Zarządzanie - określa umiejętność handlu oraz zarządzania majątkiem, ma wpływ na skuteczność zbieranych podatków czy ceny wznoszenia budynków.
[można wprowadzić jakieś proste zasady dotyczące maksymalnej ilości prowincji, jakie dany władca może kontrolować bezpośrednio. Pozostałe trzeba by oddać w lenno innym graczom lub NPCom. Zaznaczam, że w drugim wypadku może się to okazać problematyczne dla MG, którym na głowę zwaliłoby się dodatkowe zadanie]
Intrygi - spiski i skrytobójstwa. Ciężkie to czasy, gdy pięciu braci rości sobie prawa do Twojego tronu albo, gdy sąsiednie państwo systematycznie eliminuje Twoich najbliższych doradców. Poziom umiejętności wpływa na prawdopodobieństwo sukcesu operacji wywiadowczych i szpiegowskich przeprowadzanych na terenie obcych prowincji, a także wszelkich dworskich intryg - od podkładania komuś fałszywych listów, przez wbijanie noża w plecy, po zatruwanie posiłku.
Dyplomacja - umiejętność zawierania korzystnych sojuszy, małżeństw i innych międzynarodowych paktów.

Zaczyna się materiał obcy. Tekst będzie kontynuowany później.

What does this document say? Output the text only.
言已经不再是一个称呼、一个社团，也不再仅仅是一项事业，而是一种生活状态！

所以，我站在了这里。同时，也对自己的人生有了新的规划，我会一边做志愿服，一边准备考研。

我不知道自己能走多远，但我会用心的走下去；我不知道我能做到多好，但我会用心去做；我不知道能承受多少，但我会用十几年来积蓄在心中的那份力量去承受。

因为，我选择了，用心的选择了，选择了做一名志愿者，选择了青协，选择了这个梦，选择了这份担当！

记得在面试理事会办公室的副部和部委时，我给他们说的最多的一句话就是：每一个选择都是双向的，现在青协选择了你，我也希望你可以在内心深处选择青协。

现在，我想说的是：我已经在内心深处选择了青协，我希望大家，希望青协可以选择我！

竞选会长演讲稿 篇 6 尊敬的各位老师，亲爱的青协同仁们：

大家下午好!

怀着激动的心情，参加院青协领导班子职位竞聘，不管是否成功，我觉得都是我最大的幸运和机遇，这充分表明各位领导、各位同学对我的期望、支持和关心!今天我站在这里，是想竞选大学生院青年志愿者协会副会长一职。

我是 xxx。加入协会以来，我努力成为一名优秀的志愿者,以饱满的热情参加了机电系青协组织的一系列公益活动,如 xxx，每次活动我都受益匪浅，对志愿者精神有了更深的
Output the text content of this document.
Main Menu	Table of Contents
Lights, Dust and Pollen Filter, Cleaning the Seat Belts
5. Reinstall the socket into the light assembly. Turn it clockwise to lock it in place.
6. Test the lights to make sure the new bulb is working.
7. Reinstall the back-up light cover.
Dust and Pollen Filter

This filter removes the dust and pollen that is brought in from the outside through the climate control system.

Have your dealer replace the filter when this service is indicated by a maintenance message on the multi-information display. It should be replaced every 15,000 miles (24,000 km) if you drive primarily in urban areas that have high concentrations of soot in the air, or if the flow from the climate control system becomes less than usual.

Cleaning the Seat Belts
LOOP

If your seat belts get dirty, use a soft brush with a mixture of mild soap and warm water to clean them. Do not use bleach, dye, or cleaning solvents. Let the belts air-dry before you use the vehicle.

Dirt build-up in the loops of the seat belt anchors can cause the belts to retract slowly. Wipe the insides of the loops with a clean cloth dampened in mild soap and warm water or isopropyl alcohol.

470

Wpływa na lojalność możnych w państwie i zdolność do przekonania ich do własnych racji, może być wykorzystywana w publicznych wystąpieniach przed własnym ludem.
[Początkowo będzie dużo bardziej istotna niż w późniejszych fazach rozgrywki, gdy gracze będą się dogadywać między sobą bez względu na poziom dyplomacji. Mimo wszystko, wciąż można to wykorzystywać przy ustalaniu choćby lojalności poddanych, lordów czy innych sołtysów]
Kultura - atrybut decydujący o umiejętności tworzenia szeroko rozumianej sztuki - poematów czy obrazów ale również określający znajomość religii, obyczajów itp. Ważny dla mecenasów sztuki, kapłanów i artystów.
Nauka - określa to, jak dobrze dana postać czuje się w naukach humanistycznych, przyrodniczych czy matematyce. Budowniczowie machin oblężniczych, architekci, wynalazcy, prawnicy czy historycy, by być nazwanymi wielkimi będą potrzebowali wysokiego poziomu tego atrybutu.
[Generalnie - ostatnie dwa atrybuty można połączyć i rozszerzyć ich znaczenie, zaś o specjalizacji decydowałyby profesja i umiejętności. Tzn, jeśli ktoś jest medykiem, poziom tego atrybutu określałby jego umiejętności w tej dziedzinie, a nie w znajomości religii czy budowy machin oblężniczych]

Przykłady:
Misjonarz będzie będzie miał wysoko rozwinięte atrybuty Kultury oraz Dyplomacji - ten pierwszy ze względu na jego stan duchowny i znajomość własnej religii, drugi by umiejętnie przekonywać zagubione owieczki do wstąpienia na Jedyną Słuszną i Prawdziwą Drogę do Światłości. Jeśli dodatkowo otrzyma jakieś - nazwijmy to - biskupstwo, prawdopodobnie niezbędne mogą okazać się umiejętności Zarządzania otrzymanym majątkiem.
Generał armii będzie miał bardzo wysoko rozwinięty atrybut Wojsko, przydadzą mu się również Intrygi, by potrafił zwietrzyć nieprzyjacielską zasadzkę lub, by samemu taką zorganizować. Jeśli posiada własną ziemię, prawdopodobnie będzie dysponował pewną wiedzą z zakresu Zarządzania oraz Dyplomacji.
Filozof, Myśliciel czy po prostu Mecenas Sztuki najlepiej będzie miał rozwiniętą Kulturę ze względu na jego zamiłowania oraz, być może, własną twórczość. Znajomość obyczajów skutkować będzie najpewniej wysoką Dyplomacją i Nauką.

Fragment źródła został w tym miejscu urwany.